A large number of trajectories have been calculated employing a semiempirical potential energy surface for H₂Br₂. Primary attention has focussed on reactions of H with HBr and Br₂ and the isotopically substituted analogs. Cross sections have been determined for a large number of different relative velocities and initial vibration‐rotation states of the diatomic reactant. Center‐of‐mass angular scattering distributions and energy partitioning distributions were determined and compared with experimental data from molecular beam and infrared chemiluminescence data. Good agreement is found in the case of energy partitioning with about 80% of the available energy appearing as internal energy.
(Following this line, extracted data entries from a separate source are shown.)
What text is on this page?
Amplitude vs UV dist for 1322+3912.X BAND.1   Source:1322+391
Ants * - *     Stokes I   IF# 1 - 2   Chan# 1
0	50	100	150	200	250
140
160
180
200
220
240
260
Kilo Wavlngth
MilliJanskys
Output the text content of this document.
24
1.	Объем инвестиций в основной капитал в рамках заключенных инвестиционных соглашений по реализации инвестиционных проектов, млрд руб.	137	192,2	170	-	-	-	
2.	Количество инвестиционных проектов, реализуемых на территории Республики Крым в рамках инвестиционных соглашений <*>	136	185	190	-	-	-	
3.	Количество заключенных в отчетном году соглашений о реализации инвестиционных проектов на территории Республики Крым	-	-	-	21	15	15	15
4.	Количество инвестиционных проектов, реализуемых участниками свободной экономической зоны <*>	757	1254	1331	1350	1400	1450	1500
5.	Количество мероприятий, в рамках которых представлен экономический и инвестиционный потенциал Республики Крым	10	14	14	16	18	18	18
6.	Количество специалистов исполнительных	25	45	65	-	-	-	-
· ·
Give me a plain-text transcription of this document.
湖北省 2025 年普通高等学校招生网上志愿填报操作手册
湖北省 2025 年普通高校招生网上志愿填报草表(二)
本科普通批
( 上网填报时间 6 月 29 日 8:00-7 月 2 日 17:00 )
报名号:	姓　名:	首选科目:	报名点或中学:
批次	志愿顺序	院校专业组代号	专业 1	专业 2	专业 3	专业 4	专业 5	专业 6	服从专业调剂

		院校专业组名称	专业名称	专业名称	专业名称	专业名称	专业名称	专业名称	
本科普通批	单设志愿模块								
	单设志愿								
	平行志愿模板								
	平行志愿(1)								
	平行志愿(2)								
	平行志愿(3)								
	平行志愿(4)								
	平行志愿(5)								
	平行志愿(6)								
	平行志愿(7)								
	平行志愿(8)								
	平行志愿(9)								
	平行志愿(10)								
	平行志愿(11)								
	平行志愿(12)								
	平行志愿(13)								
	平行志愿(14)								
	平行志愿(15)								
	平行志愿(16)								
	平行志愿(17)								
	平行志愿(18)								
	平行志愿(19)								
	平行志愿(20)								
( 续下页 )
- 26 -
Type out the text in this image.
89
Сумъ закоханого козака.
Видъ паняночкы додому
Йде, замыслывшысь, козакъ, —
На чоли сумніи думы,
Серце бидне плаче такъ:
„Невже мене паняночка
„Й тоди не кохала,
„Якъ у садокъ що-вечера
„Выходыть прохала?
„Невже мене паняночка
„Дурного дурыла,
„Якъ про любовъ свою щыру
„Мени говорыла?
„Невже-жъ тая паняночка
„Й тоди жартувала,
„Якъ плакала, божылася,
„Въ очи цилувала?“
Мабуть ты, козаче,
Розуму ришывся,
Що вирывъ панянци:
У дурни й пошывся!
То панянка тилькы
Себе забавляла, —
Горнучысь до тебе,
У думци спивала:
Agreement is excellent in the case of angular scattering—the trajectory calculations predict a small amount of forward scattering, which increases and becomes fairly uniform in the backward hemisphere. Rate constants were computed from cross sections for both thermal and hot atom experiments. Absolute thermal rate coefficients for H + Br₂ and H + HBr are generally to high. The ratio of these rates compares favorably with experimental results. The thermal rate of abstraction $(\mathrm{D+HBr}\to \mathrm{DH+Br})$ versus exchange $(\mathrm{D+HBr}\to \mathrm{DBr+H})$ has been computed and is in poor agreement with experimental results. For hot atom reactions occuring in the ${\mathrm{HBr–Br}}_2$ and ${\mathrm{DBr–Br}}_2$ systems, agreement is satisfactory.